Magnesium (Mg) is crucial for the function of G proteins which play important roles in mediating the inotropic effects of beta adrenergic agonists in the heart and are altered in heart failure. This study was performed to determine whether or not dietary Mg deficiency alters functional activity and levels of the two major ventricular G proteins, Gi alpha and Gs alpha in the heart after myocardial infarction (MI).

METHODS

Six week old rats were fed an Mg adequate or deficient diet for 6 weeks. At the end of week 3, MI was induced by coronary artery ligation. A sham operation was performed as control. After surgery, surviving animals were maintained on their assigned diets for another 3 weeks. Then, cardiac function was measured, plasma and tissue were collected.

RESULTS

Severe hypomagnesemia and increased plasma catecholamine level were observed in all animals fed the Mg deficient diet.
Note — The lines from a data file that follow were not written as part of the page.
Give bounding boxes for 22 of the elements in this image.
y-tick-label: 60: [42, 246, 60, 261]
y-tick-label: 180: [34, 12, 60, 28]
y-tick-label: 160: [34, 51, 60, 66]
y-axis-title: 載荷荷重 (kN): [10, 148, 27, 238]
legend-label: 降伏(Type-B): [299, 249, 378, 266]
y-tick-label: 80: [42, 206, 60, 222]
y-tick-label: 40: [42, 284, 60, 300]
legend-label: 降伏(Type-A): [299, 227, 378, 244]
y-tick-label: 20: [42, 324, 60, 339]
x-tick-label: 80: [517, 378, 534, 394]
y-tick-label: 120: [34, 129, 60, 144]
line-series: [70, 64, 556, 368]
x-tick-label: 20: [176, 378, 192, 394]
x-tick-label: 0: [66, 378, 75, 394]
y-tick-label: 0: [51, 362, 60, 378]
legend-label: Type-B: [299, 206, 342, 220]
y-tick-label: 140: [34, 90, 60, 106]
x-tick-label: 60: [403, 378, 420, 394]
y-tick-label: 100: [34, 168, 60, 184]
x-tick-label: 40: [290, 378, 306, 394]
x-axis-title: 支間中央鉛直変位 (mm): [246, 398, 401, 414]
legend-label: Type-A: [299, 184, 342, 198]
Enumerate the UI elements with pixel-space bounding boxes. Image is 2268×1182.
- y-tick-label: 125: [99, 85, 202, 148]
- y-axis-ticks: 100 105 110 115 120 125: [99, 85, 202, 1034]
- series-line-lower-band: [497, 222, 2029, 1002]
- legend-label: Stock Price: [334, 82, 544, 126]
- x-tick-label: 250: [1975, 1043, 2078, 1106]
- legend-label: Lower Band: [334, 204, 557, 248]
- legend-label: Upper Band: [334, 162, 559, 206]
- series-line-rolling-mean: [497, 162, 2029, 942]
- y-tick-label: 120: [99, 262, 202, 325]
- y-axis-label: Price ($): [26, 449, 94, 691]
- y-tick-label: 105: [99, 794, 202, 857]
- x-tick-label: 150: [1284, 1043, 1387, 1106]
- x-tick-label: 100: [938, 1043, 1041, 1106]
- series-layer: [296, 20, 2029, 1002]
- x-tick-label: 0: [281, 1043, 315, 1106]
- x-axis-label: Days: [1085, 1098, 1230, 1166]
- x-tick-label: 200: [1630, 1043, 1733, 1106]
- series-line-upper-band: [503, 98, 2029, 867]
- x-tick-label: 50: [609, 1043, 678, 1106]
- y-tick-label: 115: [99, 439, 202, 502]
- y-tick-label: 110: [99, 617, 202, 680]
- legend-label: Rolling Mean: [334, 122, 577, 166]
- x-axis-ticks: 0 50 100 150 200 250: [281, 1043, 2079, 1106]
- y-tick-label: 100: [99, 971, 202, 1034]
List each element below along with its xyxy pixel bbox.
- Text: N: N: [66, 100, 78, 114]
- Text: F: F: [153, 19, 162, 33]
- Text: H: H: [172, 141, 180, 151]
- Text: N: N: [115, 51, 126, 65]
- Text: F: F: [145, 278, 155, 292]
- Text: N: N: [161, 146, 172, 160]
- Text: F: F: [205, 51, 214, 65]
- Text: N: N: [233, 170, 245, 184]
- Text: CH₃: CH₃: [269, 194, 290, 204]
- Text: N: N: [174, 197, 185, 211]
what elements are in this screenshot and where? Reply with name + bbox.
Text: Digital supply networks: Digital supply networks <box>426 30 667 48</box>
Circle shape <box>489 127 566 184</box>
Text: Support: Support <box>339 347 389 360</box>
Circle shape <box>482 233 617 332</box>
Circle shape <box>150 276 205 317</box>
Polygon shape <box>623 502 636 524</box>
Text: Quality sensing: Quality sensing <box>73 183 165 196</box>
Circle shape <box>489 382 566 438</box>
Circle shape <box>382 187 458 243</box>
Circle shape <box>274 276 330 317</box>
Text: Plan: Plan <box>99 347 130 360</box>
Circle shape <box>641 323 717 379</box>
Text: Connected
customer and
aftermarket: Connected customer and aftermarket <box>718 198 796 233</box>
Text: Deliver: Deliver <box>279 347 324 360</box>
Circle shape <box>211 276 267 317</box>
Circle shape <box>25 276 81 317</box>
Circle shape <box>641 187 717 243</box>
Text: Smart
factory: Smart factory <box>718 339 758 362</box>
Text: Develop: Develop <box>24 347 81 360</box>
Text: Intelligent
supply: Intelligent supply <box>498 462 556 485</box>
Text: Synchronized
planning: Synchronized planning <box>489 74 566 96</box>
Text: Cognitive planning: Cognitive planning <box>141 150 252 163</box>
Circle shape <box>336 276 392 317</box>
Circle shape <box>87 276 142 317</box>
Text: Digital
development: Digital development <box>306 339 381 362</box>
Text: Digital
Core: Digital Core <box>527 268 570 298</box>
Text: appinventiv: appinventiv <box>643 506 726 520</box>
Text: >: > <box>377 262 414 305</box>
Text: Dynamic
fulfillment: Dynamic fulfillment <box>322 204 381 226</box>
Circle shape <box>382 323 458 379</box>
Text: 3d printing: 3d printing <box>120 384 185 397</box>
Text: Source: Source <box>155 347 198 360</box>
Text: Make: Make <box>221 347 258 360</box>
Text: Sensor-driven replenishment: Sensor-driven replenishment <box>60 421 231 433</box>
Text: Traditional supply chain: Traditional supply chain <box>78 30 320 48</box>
A significant reduction of myocardial Mg concentration accompanied by elevated plasma and myocardial calcium concentrations was observed in MI animals with existing Mg deficiency vs. animals fed the Mg adequate diet. Cardiac function was impaired in MI rats and further reduced in MI rats with existing Mg deficiency. Gi alpha level was not altered by either Mg deficiency or MI alone, but was dramatically elevated in animals with combined Mg deficiency and MI (9.9 +/- 0.7 arbitrary unit.mg-1 protein) as compared to MI alone (5.8 +/- 0.6, P < 0.05) and Mg deficiency alone (6.1 +/- 0.8, P < 0.05). Gs alpha level did not differ between groups. GppNHp-, but not fluoride-stimulated adenylyl cyclase activity was slightly reduced in MI animals with existing Mg deficiency.

CONCLUSION

The findings suggest that dietary Mg deficiency increases the expression of Gi alpha in the heart after MI, while levels and function of Gs alpha are not compromised during dietary Mg deficiency either with or without MI.